The History of Japan and US Trade Friction

In the early 1980s, the economy of Japan recovered from WWII and its exports underwent substantial growth as well. In comparison, the economy of US was in the status of downturn. The overall current account balance of the United States has turned into deficit since 1978 and it increased rapidly to a great extent to $ 145 billion in 1985. On one hand, the increase of interest rates implemented by the Federal Reserve for the purpose of countering double-digit inflation widened up the gap. Moreover, the US also suffered from strong dollar, enabling their domestic exports to be less competitive. On the other hand, the U.S. began to pay less attention to the development of Japan. As a consequence, the US deficit with Japan increased to $58 billion in 1986, which accounted for about one-third of the total the U.S. overall deficit (Flath, 1998). It was the booming exports that imposed a severe threat to the development and labour employment in the United States.


The United States has taken the initiative to change its trade policy with Japan gradually, redirecting the “free trade” policy, which was originally loose, in the direction of restricted trade. Moreover, the administration led by Ronald Regan imposed a wide range of trade restrictions in the 1980s. In the meanwhile, there was no WTO restriction which could constrain the unilateral move and as a result, the US, which was known as Japan’s major oversea trade partner, could exert great pressure on Japan (The Economist, 2017). The US took a series of measures including voluntary export restrictions (VER) and sanctions under “Super 301 Investigation”, which accordingly induced a large-scale transition in the auto industry of Japan to the United States, as well as the liberalisation of Japan import.


Furthermore, the Japanese Yen also went through a massive revaluation under the ‘Plaza Accord’ which blunted Japan’s competitiveness. By looking back at that time, it could be clearly observed that the policy maker failed to perceive the trade deficits as an inherent issue, but supposed that the gap could be closed by the adoption of policy to certain extent. Unfortunately, it did not achieve success at last. The Voluntary Export Restraints (VER) enabled the Japanese government to make the promise to curb its exports in cars and auto sectors with the aim of squashing the trade deficit and protecting the US workers with the intention of maintaining employment opportunities. However, the VER made great contribution to the increase existing in the employment in the U.S., but it failed to reduce the trade deficit (Urata, 2019). Hufbauer et al. came to the conclusion that the prices of imported and domestic auto increased by 11% and 4.4%, respectively. On the whole, the producers obtained a profit of about $2.6 billion, while the consumers lost approximately an amount of $5.8 billion. Despite the fact that the VER induced around 55,000 jobs in the U.S., it still imposed a substantial cost on the U.S. economy. It was acknowledged that the trade deficit with Japan still remained stubbornly high during that period (1986). Japan kept running current-account surpluses, but these were more connected with macroeconomic imbalances in comparison with trade practises. ⠀


The end of the conflict resulted from the mutual agreement established between US and Japan, which was mainly due to the compromises made by Japan, and bilateral trade cooperation have been calm since then. Essentially, with regard to the future frictions, the accommodation must take place, and both the two nations must create and follow a series of agreements–a mechanism which can control trade and expenditure efficiently. For the purpose of achieving the ideal outcome, a more fractious process could be experienced, considering the level of accountability and flexibility on both sides. It is indicated by the lessons learned from Japan that the limitation over the access of exports fails to narrow the trade deficit, and it fails to address the underlying economic problems contributing to the imbalance.

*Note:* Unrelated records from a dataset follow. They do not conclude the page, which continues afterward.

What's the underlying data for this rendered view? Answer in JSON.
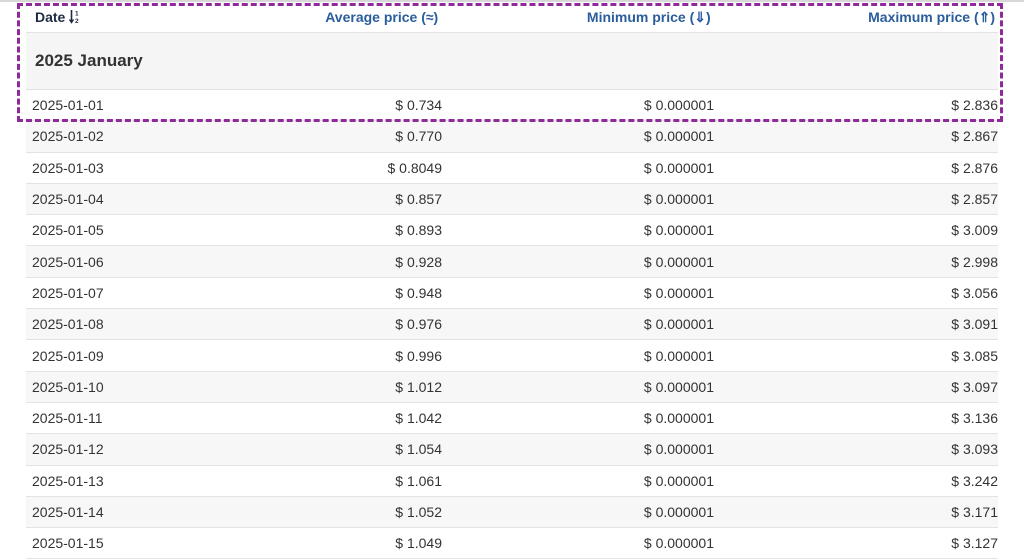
{
  "table": {
    "headers": {
      "date": "Date",
      "average": "Average price (≈)",
      "minimum": "Minimum price (⇓)",
      "maximum": "Maximum price (⇑)"
    },
    "group_label": "2025 January",
    "rows": [
      {
        "date": "2025-01-01",
        "avg": "$ 0.734",
        "min": "$ 0.000001",
        "max": "$ 2.836"
      },
      {
        "date": "2025-01-02",
        "avg": "$ 0.770",
        "min": "$ 0.000001",
        "max": "$ 2.867"
      },
      {
        "date": "2025-01-03",
        "avg": "$ 0.8049",
        "min": "$ 0.000001",
        "max": "$ 2.876"
      },
      {
        "date": "2025-01-04",
        "avg": "$ 0.857",
        "min": "$ 0.000001",
        "max": "$ 2.857"
      },
      {
        "date": "2025-01-05",
        "avg": "$ 0.893",
        "min": "$ 0.000001",
        "max": "$ 3.009"
      },
      {
        "date": "2025-01-06",
        "avg": "$ 0.928",
        "min": "$ 0.000001",
        "max": "$ 2.998"
      },
      {
        "date": "2025-01-07",
        "avg": "$ 0.948",
        "min": "$ 0.000001",
        "max": "$ 3.056"
      },
      {
        "date": "2025-01-08",
        "avg": "$ 0.976",
        "min": "$ 0.000001",
        "max": "$ 3.091"
      },
      {
        "date": "2025-01-09",
        "avg": "$ 0.996",
        "min": "$ 0.000001",
        "max": "$ 3.085"
      },
      {
        "date": "2025-01-10",
        "avg": "$ 1.012",
        "min": "$ 0.000001",
        "max": "$ 3.097"
      },
      {
        "date": "2025-01-11",
        "avg": "$ 1.042",
        "min": "$ 0.000001",
        "max": "$ 3.136"
      },
      {
        "date": "2025-01-12",
        "avg": "$ 1.054",
        "min": "$ 0.000001",
        "max": "$ 3.093"
      },
      {
        "date": "2025-01-13",
        "avg": "$ 1.061",
        "min": "$ 0.000001",
        "max": "$ 3.242"
      },
      {
        "date": "2025-01-14",
        "avg": "$ 1.052",
        "min": "$ 0.000001",
        "max": "$ 3.171"
      },
      {
        "date": "2025-01-15",
        "avg": "$ 1.049",
        "min": "$ 0.000001",
        "max": "$ 3.127"
      }
    ]
  },
  "icons": {
    "date_sort": "sort-ascending-icon"
  },
  "colors": {
    "header_link": "#2a5d9c",
    "highlight": "#8e2a9a",
    "group_bg": "#f5f5f5"
  }
}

Figure 1: United States Balance of Trade (2010-2020)

Source: Trading Economics (2020)

 

References/ Further Reading:


The Economist: Back to the 1980s Donald Trump’s review of trade deficits is a blast from the past. (2017).[online] Available at: https://www.economist.com/finance-and-economics/2017/04/06/donald-trumps-review-of-trade-deficits-is-a-blast-from-the-past.

Flath, D. (1998). A perspective on Japanese trade policy and Japan-US trade friction.

Urata, S. (2019). US–Japan Trade Frictions: The Past, the Present, and Implications for the US–China Trade War. Asian Economic Policy Review, 15(1), pp.141–159. doi:10.1111/aepr.12279.